In our little community, the coming of March means that the trade winds are going to remind us that one of their chief functions is tree-pruning, and they are not shy about it either. Before long the power of the North Pacific will be felt by all of us with the charging, heavy winds slamming the sea cliffs and racing up the deep valleys, erupting in towering plumes of spray and roiling clouds over the beaten ridges of the Kohala Mountains. The muscular winds will pound and shake the forests, forcing them to drop all but their hardiest limbs, and our trees will buck and bend under the assault. Soon we will be watching for branches on the highway, and the utility companies will once again wonder if they wouldn’t have been better off burying their ugly lines.

There is an Amy Grant song I always think of when the March winds begin to blow. In the song she is thinking of a saying that her father-in-law had about weather and farming. This is how it goes:

“But like your daddy said,
The same sun that melts the wax can harden clay,
And the same rain that drowns the rat will grow the hay,
And the mighty wind that knocks us down,
If we lean into it,
Will drive our fears away.”

That is the way Waimea people accept the winds and rain of March. At first it is annoying, and men have to re-shape their hats, while women re-think their choice of hair styles and skirts to wear. We all have to use our collars and learn to walk looking at the ground instead of straight ahead, but the results are good. Seat yourself in one of our coffee companies and watch as people pop in through swinging doors with rosy cheeks and bright smiles, loosening their jackets and drying off their glasses. Just make sure that you park your car nose into the wind, so that you don’t make door dings in the parking lots!

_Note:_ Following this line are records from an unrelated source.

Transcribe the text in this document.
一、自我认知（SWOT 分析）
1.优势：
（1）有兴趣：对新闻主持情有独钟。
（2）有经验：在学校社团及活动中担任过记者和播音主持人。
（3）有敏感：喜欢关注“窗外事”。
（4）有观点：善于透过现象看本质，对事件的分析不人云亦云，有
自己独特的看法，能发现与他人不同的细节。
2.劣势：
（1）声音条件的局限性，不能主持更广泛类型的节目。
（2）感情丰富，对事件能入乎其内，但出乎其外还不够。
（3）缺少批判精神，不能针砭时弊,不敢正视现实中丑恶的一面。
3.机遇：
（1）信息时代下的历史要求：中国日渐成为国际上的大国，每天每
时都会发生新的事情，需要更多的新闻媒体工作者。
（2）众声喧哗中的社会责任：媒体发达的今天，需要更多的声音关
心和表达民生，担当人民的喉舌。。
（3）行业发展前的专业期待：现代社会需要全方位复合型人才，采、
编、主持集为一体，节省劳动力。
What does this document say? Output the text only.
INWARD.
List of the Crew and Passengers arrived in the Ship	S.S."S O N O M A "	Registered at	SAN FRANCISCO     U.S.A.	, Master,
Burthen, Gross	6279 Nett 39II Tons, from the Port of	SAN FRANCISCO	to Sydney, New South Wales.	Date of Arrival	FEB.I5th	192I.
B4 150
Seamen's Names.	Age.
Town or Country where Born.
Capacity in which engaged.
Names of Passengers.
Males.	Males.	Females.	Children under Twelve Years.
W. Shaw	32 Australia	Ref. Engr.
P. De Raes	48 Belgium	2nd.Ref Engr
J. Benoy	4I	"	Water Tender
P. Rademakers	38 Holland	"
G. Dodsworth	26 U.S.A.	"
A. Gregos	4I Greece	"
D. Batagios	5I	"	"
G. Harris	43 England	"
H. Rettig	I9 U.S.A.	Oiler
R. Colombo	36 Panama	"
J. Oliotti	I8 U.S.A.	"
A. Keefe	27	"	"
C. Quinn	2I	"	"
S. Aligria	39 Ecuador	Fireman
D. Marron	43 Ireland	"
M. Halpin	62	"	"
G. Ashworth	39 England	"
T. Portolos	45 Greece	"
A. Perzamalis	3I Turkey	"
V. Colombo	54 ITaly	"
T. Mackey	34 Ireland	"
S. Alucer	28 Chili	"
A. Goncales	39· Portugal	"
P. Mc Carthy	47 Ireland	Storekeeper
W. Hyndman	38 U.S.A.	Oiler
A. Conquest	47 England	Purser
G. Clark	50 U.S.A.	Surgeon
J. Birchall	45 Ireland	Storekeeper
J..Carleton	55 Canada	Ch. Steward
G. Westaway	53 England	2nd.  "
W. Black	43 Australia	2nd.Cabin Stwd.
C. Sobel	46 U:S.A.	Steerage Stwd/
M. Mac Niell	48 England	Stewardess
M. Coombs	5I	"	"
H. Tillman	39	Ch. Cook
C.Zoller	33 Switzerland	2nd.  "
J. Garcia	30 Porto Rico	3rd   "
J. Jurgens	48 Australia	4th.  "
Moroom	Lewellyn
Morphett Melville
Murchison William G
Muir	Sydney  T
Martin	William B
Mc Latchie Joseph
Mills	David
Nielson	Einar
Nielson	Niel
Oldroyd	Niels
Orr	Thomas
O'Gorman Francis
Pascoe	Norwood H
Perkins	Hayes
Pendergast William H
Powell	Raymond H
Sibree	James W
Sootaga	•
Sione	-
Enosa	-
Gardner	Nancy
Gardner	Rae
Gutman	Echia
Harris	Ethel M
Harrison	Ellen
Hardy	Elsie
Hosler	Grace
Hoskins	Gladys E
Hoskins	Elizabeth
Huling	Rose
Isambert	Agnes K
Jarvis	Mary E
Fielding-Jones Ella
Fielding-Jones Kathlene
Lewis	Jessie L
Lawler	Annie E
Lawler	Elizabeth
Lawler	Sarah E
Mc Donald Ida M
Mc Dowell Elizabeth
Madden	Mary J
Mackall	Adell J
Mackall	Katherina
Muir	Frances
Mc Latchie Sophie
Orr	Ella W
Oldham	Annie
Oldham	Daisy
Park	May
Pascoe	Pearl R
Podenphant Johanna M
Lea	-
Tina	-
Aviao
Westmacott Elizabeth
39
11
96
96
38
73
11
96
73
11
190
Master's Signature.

Our March wind also insists that we appreciate the very ground we walk upon as we plod forward, shaken like the trees around us. We pass carefully over the land we love while the scents of molasses grass and eucalyptus perfume the air. Many Waimea ancestors lie below us while the rushing air lifts our spirits into the sky, where our dreams run free. It is exhilarating, and we are reminded that the Hawaiians of old valued the strength that came from surviving these same winds. We harden ourselves like the spears of the warriors who once roared and ran in these highlands. We rejoice in the coming of the spring rains to the hills as Waimea’s grandfathers and their grandfathers once did on horseback, riding dark saddles made shiny with the rain, while the cows above the village moaned softly to their newborn calves, and the eastern sky over Makahalau bloomed with stars at day’s end. The amber and wine colors of summer sundowns glow in our fireplaces as smoke weaves into the March wind above our roof tops.

Waimea people are sturdy people not given much to fussing and more likely to feel blessed by the gift of a new year than being irritated by losing a hat in the wind. March is upon us, starting today, and the new season of growth can be seen all around us. Slow your steps, walk on an errand you might normally drive to do, and enjoy this most beautiful place we call home.